The power of questions

Anyone who knows me knows there is one "confession" I must always make, especially when I meet new people or have the opportunity to work in new groups: I absolutely and unequivocally love questions. I do. I am fascinated by them ... mesmerized sometimes. They stir my imagination and unlock secrets. They are, without a doubt, the most powerful intellectual and analytical tool -- if used properly -- that I have ever had the privilege to use.

These days, I believe that questions are terribly underestimated and their true power has never been properly recognized.

All of this started, of course, when I was going through teacher training at college, oh, so many years ago. In "my day", there was only one, accepted pedagogical (teaching) method: the Socratic method. Lesson plans described a topic, a digestible amount of material, and the way to get the students from wherever they were to wherever the lesson was to take them was to be achieved solely through the use of questions. It was frowned up that the teacher provide any "answers", be it information or -- heaven forbid -- interpretations or declarations. It was up to the teacher to guide the students to discover knowledge for him or herself, solely through the use of appropriate questioning techniques. This is considered more than old-fashioned these days, but, truth be told, this was a very old method when I became exposed to it. If you want to see brilliant examples of how it works, I recommend reading Plato. His writings are nothing other than Socratic dialogs (for Socrates always plays the main role), and they are every bit as informative and didactic today as they were at the time they were written.
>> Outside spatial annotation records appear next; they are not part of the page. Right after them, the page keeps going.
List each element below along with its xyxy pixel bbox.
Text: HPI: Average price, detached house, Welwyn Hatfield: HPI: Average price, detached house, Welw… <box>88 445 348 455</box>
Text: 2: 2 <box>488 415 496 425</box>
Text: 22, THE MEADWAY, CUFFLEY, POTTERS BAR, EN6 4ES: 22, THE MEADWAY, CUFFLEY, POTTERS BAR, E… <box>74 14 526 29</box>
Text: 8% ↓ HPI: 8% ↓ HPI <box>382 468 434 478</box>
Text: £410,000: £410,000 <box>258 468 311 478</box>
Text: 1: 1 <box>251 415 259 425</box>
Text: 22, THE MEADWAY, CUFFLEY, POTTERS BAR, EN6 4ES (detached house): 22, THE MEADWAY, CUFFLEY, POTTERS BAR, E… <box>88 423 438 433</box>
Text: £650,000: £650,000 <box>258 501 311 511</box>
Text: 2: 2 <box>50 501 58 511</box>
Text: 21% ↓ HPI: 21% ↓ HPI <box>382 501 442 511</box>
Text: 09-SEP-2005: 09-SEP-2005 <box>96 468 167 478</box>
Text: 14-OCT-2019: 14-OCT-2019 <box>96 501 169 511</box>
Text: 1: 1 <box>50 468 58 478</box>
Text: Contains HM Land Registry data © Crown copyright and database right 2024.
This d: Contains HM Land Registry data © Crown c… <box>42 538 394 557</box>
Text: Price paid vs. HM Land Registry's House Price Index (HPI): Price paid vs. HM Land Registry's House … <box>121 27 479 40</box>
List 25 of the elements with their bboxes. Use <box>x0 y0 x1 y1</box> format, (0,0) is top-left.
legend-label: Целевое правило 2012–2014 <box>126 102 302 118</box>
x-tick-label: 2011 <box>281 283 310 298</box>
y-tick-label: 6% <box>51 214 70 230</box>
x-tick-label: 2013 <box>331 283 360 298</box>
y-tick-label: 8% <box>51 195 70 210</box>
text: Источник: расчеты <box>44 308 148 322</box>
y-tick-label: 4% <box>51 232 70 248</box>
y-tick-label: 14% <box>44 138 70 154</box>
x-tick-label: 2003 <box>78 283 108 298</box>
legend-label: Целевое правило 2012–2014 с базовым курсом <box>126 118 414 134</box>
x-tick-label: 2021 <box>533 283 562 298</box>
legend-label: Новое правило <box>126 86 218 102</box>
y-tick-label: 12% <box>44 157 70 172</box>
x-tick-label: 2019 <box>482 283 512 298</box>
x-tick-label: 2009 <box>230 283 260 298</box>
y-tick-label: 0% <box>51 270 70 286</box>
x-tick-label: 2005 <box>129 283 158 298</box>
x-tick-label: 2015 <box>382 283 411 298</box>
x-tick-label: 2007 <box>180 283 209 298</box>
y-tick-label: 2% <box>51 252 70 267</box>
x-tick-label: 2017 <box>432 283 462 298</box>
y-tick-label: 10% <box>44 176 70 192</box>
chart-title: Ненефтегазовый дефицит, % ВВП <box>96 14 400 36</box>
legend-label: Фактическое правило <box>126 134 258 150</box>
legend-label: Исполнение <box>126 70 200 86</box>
Some things simply refuse to change. (And anything that does, and anything that stands the test of time like questions do, deserve a second, third, or even an infinite number of looks).
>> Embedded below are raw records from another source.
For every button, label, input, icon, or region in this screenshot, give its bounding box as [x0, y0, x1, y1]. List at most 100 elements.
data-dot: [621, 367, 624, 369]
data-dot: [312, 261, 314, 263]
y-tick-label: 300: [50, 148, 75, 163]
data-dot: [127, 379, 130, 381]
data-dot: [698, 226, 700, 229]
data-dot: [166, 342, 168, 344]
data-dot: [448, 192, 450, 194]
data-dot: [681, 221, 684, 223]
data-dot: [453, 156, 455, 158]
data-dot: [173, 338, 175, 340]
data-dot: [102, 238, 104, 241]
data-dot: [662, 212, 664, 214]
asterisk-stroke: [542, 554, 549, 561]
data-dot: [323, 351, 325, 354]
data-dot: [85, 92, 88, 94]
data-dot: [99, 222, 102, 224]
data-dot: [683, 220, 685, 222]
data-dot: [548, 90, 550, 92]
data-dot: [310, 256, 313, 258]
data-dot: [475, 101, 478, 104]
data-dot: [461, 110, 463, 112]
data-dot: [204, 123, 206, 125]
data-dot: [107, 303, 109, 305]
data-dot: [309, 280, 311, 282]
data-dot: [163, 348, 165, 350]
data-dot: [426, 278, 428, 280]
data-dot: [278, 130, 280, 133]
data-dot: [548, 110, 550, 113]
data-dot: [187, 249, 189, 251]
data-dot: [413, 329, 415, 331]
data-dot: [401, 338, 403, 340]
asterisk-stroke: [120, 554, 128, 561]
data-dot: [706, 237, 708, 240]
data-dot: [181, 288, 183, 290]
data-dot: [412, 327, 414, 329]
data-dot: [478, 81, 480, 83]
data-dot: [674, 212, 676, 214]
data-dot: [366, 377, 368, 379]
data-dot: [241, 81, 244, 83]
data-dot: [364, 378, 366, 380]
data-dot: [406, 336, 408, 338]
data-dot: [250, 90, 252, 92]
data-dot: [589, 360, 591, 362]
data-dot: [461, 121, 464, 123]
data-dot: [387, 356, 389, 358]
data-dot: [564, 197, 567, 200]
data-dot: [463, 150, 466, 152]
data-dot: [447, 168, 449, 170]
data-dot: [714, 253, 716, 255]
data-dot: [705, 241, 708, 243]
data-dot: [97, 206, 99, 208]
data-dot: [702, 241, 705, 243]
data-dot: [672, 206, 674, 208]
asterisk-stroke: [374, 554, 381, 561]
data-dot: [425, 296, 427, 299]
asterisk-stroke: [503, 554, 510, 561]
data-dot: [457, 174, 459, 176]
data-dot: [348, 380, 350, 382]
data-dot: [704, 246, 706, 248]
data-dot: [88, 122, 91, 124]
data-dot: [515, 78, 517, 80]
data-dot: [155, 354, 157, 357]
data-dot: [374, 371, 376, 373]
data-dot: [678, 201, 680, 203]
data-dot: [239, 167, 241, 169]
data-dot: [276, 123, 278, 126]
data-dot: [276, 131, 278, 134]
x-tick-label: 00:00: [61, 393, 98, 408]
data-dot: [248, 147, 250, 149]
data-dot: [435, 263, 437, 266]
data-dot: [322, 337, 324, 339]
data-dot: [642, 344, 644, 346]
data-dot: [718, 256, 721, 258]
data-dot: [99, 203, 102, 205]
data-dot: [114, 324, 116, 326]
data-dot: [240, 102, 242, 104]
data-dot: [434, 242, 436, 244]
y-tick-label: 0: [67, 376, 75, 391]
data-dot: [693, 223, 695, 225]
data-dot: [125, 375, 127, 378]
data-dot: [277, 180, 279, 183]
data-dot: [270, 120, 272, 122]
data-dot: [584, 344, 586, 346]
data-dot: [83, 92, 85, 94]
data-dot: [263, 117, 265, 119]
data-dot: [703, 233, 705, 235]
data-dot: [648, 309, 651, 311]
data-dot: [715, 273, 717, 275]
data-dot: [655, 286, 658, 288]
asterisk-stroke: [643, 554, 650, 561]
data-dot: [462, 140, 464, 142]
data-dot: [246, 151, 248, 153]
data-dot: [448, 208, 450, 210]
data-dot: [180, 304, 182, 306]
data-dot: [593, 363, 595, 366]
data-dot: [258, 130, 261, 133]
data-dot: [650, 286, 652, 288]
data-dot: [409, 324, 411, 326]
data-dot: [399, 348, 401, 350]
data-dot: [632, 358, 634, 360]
And when did this fall out of favor as a teaching method? I don't know. I suspect, however, that it was about the time that "somebody decided" that the results of standardized tests or the regurgitation of factual knowledge was more important than the ability to think, to explore, to discover, and to search (for the truth). Oh, I'll be the first to admit it: questions can be uncomfortable, as any parent on the planet will tell you. There isn't a parent alive or dead who hasn't been exasperated (positively or negatively) by their 3-year old who will not give their questioning a rest. Once you fork down that "why" path, there is never an end in sight. Nor should there be. What we don't do as parents, or what enough parents don't do, or what most parents do not encourage, is that they continue asking those questions. If there is one ability in our children that we should never, ever discourage, it's the asking of questions. I firmly believe that the world would not be in the shape it is, that we would not be confronted with all the challenges that we have to deal with, if we had been encouraged as children to question more.

To me, it's never really been a priority to just "keep on trucking". No, for me, it's important to "keep on questioning."